Some of the programming is produced by the Classical Public Radio Network (CPRN), an LLC partnership with Colorado Public Radio. The CPRN announcer team includes Charles Andrews, Alan Chapman, Kimberlea Daggy, Monika Vischer, David Rutherford, Pat Alexander, Gene Parrish (formerly a big band host), Stephanie Wendt and Steve Blatt. Highlight shows from CPRN include The Daily Special, Modern Masterpieces, Sacred Classics, Buried Treasures. Notable local programming includes Jim Svejda's weekday evening show, Dennis Bartel's weekday morning show, Rich Capparela's weekday afternoon program, Duff Murphy's Saturday opera show, and special features by Gail Eichenthal.
The station holds semi-annual membership drives to help support operational costs. These drives usually last less than 10 days. Corporate sponsors include Lexus, Miramax Films, University of Redlands, Universal Music Group, City of Hope National Medical Center and Providence Health & Services.
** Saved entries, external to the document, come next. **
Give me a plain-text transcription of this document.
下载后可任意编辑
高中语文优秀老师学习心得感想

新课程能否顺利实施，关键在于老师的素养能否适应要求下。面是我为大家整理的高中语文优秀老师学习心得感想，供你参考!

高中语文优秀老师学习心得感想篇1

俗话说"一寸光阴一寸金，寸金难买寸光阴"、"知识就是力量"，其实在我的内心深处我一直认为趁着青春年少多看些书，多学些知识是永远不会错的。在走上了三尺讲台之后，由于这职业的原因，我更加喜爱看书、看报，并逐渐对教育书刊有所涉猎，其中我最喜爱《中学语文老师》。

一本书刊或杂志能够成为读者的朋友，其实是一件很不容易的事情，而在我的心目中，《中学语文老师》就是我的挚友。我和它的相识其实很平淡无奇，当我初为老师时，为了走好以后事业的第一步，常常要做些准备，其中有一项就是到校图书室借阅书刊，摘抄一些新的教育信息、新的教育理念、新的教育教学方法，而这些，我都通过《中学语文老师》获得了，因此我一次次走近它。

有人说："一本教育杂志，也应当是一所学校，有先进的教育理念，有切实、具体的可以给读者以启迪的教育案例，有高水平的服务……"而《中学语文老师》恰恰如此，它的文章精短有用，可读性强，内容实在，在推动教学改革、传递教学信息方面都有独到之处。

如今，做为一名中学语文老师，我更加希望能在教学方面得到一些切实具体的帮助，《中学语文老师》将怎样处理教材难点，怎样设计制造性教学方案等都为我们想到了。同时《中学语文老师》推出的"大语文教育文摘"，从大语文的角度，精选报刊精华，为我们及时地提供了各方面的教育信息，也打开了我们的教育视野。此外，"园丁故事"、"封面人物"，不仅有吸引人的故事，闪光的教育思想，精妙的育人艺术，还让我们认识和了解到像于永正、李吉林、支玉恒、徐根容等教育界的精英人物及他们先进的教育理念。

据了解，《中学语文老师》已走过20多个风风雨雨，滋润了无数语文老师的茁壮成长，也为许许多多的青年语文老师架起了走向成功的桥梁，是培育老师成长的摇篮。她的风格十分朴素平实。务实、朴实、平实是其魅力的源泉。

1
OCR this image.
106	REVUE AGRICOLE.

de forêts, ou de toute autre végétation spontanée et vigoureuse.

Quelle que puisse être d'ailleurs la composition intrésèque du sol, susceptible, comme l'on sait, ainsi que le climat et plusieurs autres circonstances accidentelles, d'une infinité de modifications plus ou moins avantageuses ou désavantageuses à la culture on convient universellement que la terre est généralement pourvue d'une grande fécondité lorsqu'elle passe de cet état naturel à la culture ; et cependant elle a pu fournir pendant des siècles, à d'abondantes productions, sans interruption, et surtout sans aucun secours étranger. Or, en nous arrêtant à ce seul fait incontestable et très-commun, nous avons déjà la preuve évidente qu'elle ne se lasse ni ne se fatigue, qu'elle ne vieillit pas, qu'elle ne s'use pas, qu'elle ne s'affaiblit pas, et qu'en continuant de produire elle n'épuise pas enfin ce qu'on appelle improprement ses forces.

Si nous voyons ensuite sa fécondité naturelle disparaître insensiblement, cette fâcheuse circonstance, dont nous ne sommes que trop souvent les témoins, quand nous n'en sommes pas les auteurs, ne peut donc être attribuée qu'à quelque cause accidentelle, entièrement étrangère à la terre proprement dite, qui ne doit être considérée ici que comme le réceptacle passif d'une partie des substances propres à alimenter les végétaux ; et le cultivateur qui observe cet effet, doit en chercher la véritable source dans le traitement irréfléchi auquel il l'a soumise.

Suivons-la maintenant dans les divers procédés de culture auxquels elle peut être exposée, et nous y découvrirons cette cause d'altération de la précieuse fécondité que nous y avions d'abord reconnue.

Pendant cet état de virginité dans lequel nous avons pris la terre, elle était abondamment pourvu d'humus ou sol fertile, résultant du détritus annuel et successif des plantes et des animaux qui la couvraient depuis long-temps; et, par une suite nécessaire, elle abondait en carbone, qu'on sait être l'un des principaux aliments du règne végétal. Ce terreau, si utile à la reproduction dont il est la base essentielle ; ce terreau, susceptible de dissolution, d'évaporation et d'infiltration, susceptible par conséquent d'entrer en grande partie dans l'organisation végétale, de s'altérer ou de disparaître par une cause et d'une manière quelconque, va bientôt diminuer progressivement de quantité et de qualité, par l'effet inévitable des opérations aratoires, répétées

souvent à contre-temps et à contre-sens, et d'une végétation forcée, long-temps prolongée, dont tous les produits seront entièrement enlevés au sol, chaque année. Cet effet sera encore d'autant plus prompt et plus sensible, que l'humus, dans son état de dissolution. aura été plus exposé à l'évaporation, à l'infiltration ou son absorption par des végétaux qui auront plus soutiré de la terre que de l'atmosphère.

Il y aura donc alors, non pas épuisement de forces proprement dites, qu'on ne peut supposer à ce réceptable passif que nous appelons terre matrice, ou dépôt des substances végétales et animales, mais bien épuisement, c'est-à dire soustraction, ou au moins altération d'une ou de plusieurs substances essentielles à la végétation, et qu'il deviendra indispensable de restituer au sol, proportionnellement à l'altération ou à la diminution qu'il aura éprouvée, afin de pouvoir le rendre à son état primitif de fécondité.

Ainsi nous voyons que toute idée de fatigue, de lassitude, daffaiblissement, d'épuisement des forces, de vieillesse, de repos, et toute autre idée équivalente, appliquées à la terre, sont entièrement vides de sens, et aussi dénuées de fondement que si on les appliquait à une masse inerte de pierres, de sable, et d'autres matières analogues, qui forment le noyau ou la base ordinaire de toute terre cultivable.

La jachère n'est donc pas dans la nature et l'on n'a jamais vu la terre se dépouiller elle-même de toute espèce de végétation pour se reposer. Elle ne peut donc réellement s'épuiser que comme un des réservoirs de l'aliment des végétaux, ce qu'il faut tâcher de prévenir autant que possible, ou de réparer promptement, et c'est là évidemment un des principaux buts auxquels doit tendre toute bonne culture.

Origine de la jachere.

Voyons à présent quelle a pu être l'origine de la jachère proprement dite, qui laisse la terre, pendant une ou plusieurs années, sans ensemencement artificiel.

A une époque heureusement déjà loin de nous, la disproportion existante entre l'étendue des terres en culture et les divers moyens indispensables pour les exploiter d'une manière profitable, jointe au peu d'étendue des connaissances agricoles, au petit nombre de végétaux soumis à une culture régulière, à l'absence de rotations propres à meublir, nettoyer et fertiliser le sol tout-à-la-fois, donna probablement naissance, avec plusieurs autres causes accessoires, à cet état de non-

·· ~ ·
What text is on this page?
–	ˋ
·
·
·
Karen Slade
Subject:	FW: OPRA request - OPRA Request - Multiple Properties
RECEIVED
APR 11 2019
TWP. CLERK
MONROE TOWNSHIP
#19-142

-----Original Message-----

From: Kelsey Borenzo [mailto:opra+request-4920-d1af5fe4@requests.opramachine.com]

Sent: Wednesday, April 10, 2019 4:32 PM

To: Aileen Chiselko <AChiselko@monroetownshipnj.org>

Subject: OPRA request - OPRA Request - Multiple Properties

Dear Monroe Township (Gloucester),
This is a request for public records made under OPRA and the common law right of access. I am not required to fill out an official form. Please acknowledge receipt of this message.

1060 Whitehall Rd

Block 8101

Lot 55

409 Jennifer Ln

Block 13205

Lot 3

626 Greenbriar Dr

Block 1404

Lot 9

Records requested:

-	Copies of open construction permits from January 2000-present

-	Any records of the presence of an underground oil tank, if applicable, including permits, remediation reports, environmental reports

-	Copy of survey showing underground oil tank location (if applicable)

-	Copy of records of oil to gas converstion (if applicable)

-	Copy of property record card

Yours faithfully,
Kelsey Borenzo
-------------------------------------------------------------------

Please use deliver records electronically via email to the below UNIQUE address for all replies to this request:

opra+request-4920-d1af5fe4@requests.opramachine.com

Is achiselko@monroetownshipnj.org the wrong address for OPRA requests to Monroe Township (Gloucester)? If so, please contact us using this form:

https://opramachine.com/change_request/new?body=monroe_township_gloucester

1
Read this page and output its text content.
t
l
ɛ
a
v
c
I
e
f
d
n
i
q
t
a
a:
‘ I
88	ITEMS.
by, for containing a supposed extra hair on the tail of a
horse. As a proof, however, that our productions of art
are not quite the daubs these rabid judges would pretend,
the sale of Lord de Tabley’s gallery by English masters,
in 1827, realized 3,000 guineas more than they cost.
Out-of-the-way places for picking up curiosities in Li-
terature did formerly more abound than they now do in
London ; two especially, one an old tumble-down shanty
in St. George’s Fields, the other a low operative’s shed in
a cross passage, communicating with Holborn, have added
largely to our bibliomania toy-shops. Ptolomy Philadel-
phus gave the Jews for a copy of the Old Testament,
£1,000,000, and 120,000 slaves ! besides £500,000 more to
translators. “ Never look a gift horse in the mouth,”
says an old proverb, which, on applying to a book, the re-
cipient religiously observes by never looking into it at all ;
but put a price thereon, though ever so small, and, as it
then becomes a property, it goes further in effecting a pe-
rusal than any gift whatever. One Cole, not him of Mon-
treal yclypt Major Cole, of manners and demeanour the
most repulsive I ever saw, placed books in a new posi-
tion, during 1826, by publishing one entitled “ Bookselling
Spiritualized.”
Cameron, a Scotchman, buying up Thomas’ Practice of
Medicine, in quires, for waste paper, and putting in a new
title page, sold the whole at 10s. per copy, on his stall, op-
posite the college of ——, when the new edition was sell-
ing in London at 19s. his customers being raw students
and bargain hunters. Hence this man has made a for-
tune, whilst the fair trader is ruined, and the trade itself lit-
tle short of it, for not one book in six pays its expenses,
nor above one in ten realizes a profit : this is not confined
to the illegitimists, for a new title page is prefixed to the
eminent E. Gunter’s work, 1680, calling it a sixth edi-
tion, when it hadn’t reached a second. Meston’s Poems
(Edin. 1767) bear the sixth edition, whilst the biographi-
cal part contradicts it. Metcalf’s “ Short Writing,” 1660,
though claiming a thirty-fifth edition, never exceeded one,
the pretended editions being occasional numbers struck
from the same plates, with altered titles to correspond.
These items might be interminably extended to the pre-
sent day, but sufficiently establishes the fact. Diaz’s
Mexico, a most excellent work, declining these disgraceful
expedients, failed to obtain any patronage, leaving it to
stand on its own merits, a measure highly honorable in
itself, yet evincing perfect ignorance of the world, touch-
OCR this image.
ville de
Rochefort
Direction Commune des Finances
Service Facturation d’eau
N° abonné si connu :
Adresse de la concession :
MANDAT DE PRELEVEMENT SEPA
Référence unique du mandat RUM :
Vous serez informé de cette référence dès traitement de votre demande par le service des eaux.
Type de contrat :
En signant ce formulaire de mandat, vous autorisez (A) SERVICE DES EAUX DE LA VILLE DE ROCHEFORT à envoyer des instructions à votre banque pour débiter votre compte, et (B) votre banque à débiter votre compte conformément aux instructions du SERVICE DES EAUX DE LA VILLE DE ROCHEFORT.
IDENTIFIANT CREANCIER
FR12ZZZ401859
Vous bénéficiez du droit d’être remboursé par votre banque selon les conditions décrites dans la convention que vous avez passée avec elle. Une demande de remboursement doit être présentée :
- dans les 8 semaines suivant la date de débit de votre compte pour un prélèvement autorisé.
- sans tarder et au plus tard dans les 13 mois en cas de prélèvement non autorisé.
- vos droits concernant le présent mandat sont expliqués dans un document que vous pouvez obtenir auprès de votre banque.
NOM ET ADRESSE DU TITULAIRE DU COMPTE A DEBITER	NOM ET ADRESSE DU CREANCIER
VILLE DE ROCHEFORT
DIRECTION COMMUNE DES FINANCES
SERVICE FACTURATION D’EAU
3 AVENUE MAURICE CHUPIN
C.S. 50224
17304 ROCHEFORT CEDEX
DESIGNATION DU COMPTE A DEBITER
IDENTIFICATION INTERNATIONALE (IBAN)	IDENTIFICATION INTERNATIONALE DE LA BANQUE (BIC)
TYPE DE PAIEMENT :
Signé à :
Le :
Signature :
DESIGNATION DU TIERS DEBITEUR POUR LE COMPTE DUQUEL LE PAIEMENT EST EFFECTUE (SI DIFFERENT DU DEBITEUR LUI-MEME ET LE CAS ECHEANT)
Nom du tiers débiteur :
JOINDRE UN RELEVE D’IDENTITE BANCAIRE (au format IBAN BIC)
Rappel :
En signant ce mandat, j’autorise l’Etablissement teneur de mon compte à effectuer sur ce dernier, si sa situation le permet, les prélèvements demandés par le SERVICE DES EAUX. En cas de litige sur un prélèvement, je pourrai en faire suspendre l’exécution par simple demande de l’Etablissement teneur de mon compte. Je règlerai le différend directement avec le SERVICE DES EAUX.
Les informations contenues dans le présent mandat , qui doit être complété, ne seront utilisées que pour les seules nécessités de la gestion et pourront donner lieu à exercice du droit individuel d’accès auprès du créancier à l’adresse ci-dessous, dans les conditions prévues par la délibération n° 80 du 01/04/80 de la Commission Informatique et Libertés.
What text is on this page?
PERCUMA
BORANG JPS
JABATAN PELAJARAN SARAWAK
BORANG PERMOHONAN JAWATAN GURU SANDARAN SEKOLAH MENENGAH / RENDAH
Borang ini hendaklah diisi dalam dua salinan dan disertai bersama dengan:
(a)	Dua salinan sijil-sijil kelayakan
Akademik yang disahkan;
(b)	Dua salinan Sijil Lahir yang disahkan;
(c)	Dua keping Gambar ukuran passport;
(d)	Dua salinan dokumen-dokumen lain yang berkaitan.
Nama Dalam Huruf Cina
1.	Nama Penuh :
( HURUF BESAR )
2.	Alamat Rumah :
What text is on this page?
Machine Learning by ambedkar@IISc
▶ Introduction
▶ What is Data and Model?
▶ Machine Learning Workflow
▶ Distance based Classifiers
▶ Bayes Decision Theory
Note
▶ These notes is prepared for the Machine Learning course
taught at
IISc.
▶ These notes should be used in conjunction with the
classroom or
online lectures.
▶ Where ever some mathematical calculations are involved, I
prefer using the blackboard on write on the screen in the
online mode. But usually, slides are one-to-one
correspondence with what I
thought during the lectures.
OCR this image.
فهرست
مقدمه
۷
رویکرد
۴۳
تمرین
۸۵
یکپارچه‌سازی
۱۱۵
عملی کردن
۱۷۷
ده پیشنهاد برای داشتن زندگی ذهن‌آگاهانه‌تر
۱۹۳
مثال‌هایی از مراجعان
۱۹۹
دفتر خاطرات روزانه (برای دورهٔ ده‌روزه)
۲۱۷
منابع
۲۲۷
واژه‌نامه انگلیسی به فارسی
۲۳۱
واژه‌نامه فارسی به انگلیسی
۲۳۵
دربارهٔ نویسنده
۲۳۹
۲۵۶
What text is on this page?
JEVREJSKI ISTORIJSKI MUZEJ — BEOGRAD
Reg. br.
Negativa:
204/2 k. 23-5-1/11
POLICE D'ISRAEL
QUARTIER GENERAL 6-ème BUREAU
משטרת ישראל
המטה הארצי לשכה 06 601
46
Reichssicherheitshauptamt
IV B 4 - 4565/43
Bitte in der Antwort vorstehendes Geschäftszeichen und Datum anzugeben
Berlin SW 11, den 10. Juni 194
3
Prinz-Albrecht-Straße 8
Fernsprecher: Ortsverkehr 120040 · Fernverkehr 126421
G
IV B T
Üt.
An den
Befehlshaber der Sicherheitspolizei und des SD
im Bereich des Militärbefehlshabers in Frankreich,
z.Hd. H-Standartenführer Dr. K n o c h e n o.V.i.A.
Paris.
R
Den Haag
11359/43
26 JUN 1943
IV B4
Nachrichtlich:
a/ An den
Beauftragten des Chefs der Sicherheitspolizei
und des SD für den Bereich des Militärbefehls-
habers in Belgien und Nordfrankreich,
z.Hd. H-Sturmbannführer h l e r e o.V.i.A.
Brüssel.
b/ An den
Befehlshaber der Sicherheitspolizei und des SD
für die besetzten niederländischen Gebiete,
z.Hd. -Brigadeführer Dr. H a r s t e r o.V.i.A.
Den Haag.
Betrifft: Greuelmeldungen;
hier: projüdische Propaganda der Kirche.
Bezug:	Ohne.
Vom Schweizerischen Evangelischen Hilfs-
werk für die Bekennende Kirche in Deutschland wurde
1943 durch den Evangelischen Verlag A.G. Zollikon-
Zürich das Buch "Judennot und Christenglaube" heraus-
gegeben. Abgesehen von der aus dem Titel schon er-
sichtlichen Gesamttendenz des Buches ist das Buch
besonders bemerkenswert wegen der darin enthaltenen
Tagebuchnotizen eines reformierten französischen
[edit] Transmitter network
| Transmitter | Location | Power (measured in Watts) |
|---|---|---|
| KUSC 91.5 | Los Angeles | 39,000 |
| KPSC 88.5 | Palm Springs | 1,250 |
| KDSC 91.1 | Thousand Oaks | 4,800† |
| KQSC 88.7 | Santa Barbara | 12,000 |
† KDSC is non-directional (fcc.gov). Coverage pattern is not circular due to mountains to the NE which block line-of-sight, FM transmission. Any interference with the 91.1 in Mexico goes both ways and is caused by a phenomenon called 'ducting.' Ducting occurs most often along coastal areas, particularly during Spring and Fall when temperature inversions occur. Ducting causes VHF signals to travel further than normal. All VHF signals (FM is in the VHF band just above TV channel 6) experience periodic interference from this phenomenon.